Mehmet Tezkan

Mehmet Tezkan

mtezkan@milliyet.com.tr

Tüm Yazıları
Haberin Devamı

İç içe, yan yana yaşasak da, kız alıp versek de, akrabalık ilişkimiz olsa da, etle tırnak gibiyiz dense de galiba Türklerle Kürtler birbirlerini yeterince tanımıyor..
En azından Kürtlerin bir kesimini..
Daha açık söyleyeyim, Güneydoğu’da yaşayanların duygularını, düşüncelerini, yaşama bakışlarını, bireysel taleplerini bilmiyoruz..
Onları tanıdığımızı söyleyemeyiz..
* * *
PKK’ya katılanları..
Dağı tercih edenleri hiç bilmiyoruz.. Pazar pazar bu satırları niye mi yazdım.. Hürriyet’ten Eyüp Can’ın aktardığı şu anı beni çok düşündürdü..
Çok etkiledi.. Birlikte okuyalım..
* * *
İkisi de ODTÜ öğrencisi.
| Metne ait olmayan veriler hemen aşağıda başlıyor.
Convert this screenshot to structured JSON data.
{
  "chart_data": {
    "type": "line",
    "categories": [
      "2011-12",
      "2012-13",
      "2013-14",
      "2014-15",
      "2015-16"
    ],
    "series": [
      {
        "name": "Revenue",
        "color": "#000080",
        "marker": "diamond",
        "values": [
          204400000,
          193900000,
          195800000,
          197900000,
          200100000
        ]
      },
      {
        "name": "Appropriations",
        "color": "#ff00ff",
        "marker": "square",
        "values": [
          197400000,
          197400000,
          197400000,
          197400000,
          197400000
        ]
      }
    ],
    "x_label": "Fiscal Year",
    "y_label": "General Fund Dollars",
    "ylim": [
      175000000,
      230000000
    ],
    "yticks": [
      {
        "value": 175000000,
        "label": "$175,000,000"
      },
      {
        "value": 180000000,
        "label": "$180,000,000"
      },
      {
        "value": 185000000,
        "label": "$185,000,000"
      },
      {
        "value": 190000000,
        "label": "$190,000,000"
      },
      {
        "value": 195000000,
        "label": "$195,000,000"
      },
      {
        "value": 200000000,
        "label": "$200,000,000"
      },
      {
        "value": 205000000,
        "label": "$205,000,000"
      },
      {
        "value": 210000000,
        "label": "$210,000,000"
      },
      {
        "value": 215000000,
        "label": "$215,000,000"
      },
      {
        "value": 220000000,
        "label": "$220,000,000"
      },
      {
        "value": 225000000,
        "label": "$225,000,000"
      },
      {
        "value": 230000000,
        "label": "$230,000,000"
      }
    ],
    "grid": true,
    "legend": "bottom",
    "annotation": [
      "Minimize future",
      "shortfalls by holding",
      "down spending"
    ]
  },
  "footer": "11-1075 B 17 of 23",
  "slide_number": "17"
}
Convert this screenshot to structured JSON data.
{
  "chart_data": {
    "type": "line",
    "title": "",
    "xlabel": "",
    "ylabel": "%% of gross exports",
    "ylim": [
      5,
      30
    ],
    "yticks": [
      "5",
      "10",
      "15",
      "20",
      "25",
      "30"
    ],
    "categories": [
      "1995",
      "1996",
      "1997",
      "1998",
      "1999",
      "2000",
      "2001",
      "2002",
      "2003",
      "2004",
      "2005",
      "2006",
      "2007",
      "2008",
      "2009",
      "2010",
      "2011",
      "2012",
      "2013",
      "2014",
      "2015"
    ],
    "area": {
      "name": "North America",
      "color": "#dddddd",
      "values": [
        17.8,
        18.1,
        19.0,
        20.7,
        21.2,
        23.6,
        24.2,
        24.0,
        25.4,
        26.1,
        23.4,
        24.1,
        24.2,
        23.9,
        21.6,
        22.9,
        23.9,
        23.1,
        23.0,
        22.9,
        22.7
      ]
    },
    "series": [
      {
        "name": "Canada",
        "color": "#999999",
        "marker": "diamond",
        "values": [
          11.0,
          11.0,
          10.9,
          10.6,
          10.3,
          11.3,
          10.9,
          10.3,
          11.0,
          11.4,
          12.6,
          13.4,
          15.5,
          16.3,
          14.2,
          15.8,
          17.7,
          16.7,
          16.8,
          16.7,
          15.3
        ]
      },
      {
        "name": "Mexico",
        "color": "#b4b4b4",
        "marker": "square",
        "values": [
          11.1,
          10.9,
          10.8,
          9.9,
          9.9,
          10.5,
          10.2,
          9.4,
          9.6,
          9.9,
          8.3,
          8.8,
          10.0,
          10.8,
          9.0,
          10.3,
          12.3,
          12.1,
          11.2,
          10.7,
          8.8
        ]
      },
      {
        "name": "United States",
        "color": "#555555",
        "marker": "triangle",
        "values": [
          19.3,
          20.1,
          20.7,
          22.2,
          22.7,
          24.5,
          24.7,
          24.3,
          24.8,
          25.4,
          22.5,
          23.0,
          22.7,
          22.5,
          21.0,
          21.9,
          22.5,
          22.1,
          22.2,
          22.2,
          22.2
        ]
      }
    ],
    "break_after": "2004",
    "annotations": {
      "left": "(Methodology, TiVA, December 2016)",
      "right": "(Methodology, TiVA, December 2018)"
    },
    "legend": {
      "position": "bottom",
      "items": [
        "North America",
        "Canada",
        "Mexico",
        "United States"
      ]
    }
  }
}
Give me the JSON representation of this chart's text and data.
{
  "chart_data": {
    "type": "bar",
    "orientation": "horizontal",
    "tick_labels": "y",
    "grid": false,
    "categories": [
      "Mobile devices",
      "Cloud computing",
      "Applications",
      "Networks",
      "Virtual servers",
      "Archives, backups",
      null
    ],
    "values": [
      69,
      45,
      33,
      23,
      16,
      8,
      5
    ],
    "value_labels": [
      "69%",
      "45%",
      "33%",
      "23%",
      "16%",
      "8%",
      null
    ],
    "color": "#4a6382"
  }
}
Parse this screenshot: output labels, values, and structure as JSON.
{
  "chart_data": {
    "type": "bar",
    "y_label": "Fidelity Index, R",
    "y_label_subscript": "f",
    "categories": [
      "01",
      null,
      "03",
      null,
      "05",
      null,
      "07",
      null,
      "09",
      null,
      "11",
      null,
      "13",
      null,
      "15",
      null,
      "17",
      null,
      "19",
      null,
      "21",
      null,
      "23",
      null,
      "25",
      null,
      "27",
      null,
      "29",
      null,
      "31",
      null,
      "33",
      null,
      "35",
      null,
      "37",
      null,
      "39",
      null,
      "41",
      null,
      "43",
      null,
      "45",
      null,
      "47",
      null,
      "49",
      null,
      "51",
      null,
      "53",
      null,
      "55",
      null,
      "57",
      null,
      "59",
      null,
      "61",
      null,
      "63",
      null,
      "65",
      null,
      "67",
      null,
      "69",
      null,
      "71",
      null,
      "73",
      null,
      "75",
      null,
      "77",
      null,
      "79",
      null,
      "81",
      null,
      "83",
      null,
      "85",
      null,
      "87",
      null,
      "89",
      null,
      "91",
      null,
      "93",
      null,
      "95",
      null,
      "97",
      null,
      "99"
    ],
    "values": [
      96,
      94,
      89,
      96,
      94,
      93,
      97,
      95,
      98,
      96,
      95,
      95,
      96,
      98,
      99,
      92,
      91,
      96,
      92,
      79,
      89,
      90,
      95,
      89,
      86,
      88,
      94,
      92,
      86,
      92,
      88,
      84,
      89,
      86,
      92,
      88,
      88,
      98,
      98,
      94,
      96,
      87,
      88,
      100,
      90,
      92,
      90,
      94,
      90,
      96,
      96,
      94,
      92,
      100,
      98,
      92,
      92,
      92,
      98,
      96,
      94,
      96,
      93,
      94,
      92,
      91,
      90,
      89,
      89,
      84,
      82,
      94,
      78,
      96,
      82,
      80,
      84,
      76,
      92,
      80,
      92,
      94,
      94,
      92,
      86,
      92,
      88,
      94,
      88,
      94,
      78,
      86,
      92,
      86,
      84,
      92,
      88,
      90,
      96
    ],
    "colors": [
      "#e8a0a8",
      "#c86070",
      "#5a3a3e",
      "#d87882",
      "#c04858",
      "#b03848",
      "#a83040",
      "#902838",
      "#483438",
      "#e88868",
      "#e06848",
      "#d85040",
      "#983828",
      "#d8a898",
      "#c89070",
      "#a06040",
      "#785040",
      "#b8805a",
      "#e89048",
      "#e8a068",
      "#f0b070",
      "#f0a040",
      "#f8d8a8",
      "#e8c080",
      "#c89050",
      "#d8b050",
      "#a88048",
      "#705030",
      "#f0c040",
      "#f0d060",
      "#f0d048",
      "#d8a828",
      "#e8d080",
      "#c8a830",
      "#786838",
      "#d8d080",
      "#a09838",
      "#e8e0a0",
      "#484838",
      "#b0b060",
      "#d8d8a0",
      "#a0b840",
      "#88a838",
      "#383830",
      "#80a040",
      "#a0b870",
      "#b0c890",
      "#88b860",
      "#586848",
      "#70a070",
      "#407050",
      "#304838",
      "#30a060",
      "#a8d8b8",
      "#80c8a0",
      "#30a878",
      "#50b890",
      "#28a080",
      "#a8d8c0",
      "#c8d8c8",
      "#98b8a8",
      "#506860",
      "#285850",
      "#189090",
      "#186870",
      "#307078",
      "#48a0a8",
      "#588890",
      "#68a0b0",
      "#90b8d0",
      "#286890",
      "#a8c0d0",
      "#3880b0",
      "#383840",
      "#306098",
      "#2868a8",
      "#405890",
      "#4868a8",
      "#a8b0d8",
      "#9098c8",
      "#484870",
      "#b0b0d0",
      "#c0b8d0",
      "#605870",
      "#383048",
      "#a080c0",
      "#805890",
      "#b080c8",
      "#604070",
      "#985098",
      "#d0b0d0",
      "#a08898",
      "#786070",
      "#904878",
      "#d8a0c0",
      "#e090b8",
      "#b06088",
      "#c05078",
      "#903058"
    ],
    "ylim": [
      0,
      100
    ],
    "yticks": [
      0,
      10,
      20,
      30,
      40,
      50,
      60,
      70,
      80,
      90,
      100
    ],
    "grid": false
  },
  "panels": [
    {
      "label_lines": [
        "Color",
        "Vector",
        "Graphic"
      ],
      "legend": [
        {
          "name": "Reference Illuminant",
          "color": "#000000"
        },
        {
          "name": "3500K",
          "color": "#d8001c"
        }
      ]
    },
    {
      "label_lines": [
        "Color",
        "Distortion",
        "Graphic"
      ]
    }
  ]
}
Biri kız, diğeri erkek, ikisi de Kürt. Öğrencilik boyunca yedikleri içtikleri ayrı gitmemiş. Aynı kampusta birbirlerine dokunmadan tam dört yıl süren çok derin bir dostluk kurmuşlar.
Biraz platonik, biraz utangaç bir aşk bile yaşamışlar.
Mezuniyet günü gelmiş çatmış.
Erkeğin hayali diplomat olmak, kız hayalsiz...
Aslında bir hayali var ama o güne kadar cesaret edip hayatta en sevdiği erkeğe bile söyleyememiş. Diplomasını aldığı gün tüm cesaretini toplayıp arkadaşının kulağına eğilmiş...
“Ben bu akşam Ankara’dan ayrılıyorum.”
“Nereye?”
“Dağa...”
* * *
Hangi duygudur o insanları dağa çıkaran? Güneydoğu’da yaşayan, parasız pulsuz, işsiz güçsüz gençleri biraz anlayabiliyor insan..
O havayı soluyarak büyüyen..
Kendinden büyüklerin dağa çıkışını gören.. Sırasını bekleyen çocukları anlayabiliyor insan..
* * *
Peki büyük kentlere gelip, iyi okullarda okuyanlara..
İyi bir meslek sahibi olma fırsatı, iyi bir hayat sürmeyi yakalayanlara..
Doktor olup, mühendis olup, mimar olup, öğretmen olup dağa çıkanlara ne diyeceğiz?
* * *
Onları hiç tanımıyoruz..
Eyüp Can haklı.. 30 yıl terörle mücadele etmiş ülkede PKK’nın ne olduğunu anlatan doğru dürüst 30 kitap yok..
Hele bir hayattan yola çıkarak PKK’yı anlatan kitap hiç yok gibi ..
Aliza Marcus’un Kan ve İnanç adlı kitabı var.. Avrupa’dan gelerek dağa çıkan, üniversiteyi bitirdikten sonra Bekaa Vadisi’ne koşanlarla konuşarak yazdığı için çarpıcı..
Yeterli değil..
* * *
Mesela Öcalan büyük kentlerden gelenlerin, üniversiteyi bitirdikten sonra PKK kampına koşanların bir bölümüne ajan muamelesi yapmış..
Bir kısmını sorgulatmış..
Öldürtmüş..
Çatışmalara, baskınlara yollamış..
Bir bölümü büyük hayal kırıklıkları yaşamış.. Pişman olmuş.. Ama geri dönememiş..
* * *
Diplomat olmak yerine dağa çıkan kız da onlardan biri mi acaba!..
PKK ona da ajan muamelesi çekmiş midir?
Yaşıyor mudur?
Yaşıyorsa mutlu mudur?
Beklediğini bulmuş mudur?
Büyük bir hayal kırıklığı içinde yıllarını mı geçiriyordur?
Onlarca soru çengeli..
Sorulması gereken soruların çengeli.. Konuşulması gerekenlerin..
* * *
PKK, PKK’ya katılanların hayatları üzerinden anlatılmaya başlandığı zaman, dürüstçe, korkmadan, taraf tutmadan, propaganda yapmadan yazılmaya başlandığı zaman..
Bilin ki bu mesele çözülmeye başlamıştır..
Bilin ki Türkiye normalleşiyordur..
İyi pazarlar!..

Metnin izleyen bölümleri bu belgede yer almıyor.